Quickstart Guide, just give me enough to get started!
Ok, install the module and put the following examples in your module somewhere so you can test it out and you are ready to roll. The following examples will lead up to a real world test on realestate.com. It will lookup properties for zipcode 80439 and display the featured property (including it's HTML) and then it will also list ALL of the properties as well. This will demonstrate it's ability to parse out HTML in just a few simple lines. Very cool stuff. The use of this API truelly is limitless.

There are going to be THREE example branches here. One for plain text, one for XML, and one for a real world scraping of a website. The first example set doesnt use the FALSE argument. This runs ALL results through the check_plain() function. This is the default behavior of our API. But in many cases (such as example 2), running everything through check_plain() simply isnt feasible. So we add FALSE to the end of the arguments to disable check_plain() calls. This method is used for the XML examples as well as the real world HTML example.

Plain Text Examples
Regular Text example (this stuff is all check_plain()'able, for stuff that is NOT plain text please see the XML examples below the text examples)

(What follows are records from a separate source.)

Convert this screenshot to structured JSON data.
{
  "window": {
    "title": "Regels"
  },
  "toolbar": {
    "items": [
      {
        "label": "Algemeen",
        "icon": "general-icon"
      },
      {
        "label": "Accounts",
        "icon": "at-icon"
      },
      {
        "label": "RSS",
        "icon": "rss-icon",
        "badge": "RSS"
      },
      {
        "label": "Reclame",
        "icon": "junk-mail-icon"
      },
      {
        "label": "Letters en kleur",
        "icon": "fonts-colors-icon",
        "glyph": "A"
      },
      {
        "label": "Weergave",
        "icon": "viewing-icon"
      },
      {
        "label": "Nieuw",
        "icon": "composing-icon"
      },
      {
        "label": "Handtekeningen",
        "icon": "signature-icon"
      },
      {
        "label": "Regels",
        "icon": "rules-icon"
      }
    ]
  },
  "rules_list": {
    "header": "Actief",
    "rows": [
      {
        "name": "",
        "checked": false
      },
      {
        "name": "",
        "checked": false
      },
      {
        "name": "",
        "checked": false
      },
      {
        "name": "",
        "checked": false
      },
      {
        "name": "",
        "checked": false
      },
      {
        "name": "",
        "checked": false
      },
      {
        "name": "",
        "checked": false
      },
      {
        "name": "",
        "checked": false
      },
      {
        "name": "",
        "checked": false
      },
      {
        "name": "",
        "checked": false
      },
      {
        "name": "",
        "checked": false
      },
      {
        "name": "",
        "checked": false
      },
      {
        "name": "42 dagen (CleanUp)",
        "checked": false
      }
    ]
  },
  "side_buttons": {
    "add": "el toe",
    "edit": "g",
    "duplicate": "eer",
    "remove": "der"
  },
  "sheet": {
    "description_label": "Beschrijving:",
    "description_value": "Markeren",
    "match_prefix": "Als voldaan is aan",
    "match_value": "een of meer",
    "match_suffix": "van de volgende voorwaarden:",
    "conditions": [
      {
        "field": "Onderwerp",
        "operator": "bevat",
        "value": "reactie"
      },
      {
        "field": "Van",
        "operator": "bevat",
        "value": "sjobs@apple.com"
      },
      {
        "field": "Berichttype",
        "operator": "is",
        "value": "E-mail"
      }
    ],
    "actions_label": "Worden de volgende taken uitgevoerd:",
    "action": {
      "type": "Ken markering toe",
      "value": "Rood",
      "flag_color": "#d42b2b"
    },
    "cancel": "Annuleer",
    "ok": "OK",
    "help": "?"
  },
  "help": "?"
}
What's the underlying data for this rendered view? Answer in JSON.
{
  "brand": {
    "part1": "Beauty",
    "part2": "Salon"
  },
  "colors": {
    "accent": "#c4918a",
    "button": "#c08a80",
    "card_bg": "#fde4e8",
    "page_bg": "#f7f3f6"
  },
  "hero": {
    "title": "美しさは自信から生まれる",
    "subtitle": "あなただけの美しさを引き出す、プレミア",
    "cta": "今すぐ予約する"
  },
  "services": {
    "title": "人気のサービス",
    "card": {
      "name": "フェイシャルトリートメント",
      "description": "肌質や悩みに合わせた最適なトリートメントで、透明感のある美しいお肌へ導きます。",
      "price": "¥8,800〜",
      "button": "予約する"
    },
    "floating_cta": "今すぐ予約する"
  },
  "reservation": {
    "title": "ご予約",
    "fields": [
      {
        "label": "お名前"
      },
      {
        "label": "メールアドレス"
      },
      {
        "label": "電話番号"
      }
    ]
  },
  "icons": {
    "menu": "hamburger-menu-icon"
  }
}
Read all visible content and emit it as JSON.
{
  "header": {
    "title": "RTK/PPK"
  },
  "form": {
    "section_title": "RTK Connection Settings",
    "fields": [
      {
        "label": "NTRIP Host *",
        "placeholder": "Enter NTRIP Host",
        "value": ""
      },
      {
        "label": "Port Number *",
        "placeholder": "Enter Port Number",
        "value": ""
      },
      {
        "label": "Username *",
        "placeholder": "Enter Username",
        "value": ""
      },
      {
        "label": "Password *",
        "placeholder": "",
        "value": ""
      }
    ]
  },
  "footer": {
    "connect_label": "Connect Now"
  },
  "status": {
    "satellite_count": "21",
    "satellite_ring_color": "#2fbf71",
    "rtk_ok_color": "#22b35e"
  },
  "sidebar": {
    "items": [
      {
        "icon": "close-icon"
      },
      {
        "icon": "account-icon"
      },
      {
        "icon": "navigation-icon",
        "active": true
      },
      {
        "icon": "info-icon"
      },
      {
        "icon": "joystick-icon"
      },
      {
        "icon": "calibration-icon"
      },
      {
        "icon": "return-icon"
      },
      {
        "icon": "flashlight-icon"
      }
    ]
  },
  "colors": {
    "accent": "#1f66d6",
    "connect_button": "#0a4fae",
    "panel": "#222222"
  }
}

This one is a very practical use that could almost make the drupal arg() command obsolete. Try this on for size. Lets say you were using arg() to grab an argument from the URL of http://yoursite.com/page/1 where argument was filled using arg(1). Pretty simple and it works right? Well now through a wrench in there and do this to your url and watch your code sadly break http://yoursite.com/new/page/1.

//Old code, which is now broken because of the new link
$oldpage = arg(1);  //Would output 'page' now instead of '1' like it use to do.
$newpage = between('page/', '1', $url); //This would still produce '1' no matter how much you stuff into the url.
//So there you have it.  An example of how the Parsing API can directly affect how you do things in drupal itself.
//This is the string we will use in all the Text examples
$test_string = "To: Tove
From: Jani
Heading: Reminder
Task: task1
Task: task2
Task: task3
Body: Don't forget me this weekend!";

//Between example.  Notice the \n on the end of the output.  This is because the API functions do not trim anything as it could possibly result in undesired results.  I leave that up to the developer to do.  \n = line break/carriage return/new line, whatever.  You can use trim() to trim things up if you need to.
$to = trim(between('To: ', 'From:', $test_string), "\n");
//Output:
//Tove\n

//After example.
$after_example = after('From', $test_string);
//Output:
//: Jani\n
//Heading: Reminder\n
//Task: task1\n
//Task: task2\n
//Task: task3\n
//Body: Don't forget me this weekend!\n

//Before example.
$before_example = before('Jani', $test_string);
//Output:
//To: Tove\n
//From:<space>

//The following examples are a little complicated, hopefully you can understand them.  We want to parse out all 3 tasks but since our API functions strip out the 2 Haystack items, we need to add them back by appending it to the variable like in the following examples.  This way we can use them for picking out the all elusive middle task item.  If these were dynamic tasks, the power of this capability becomes very apperent because you cant simply search for the word "task2" as it might be "mow the lawn" or "do the dishes".  So you cant rely on its value.  Thus we do some fancy footwork using the snazzy _last() functions and some clever coding.  There are actually SEVERAL methods to do this in php but this is an example, not a best practice tutorial ;)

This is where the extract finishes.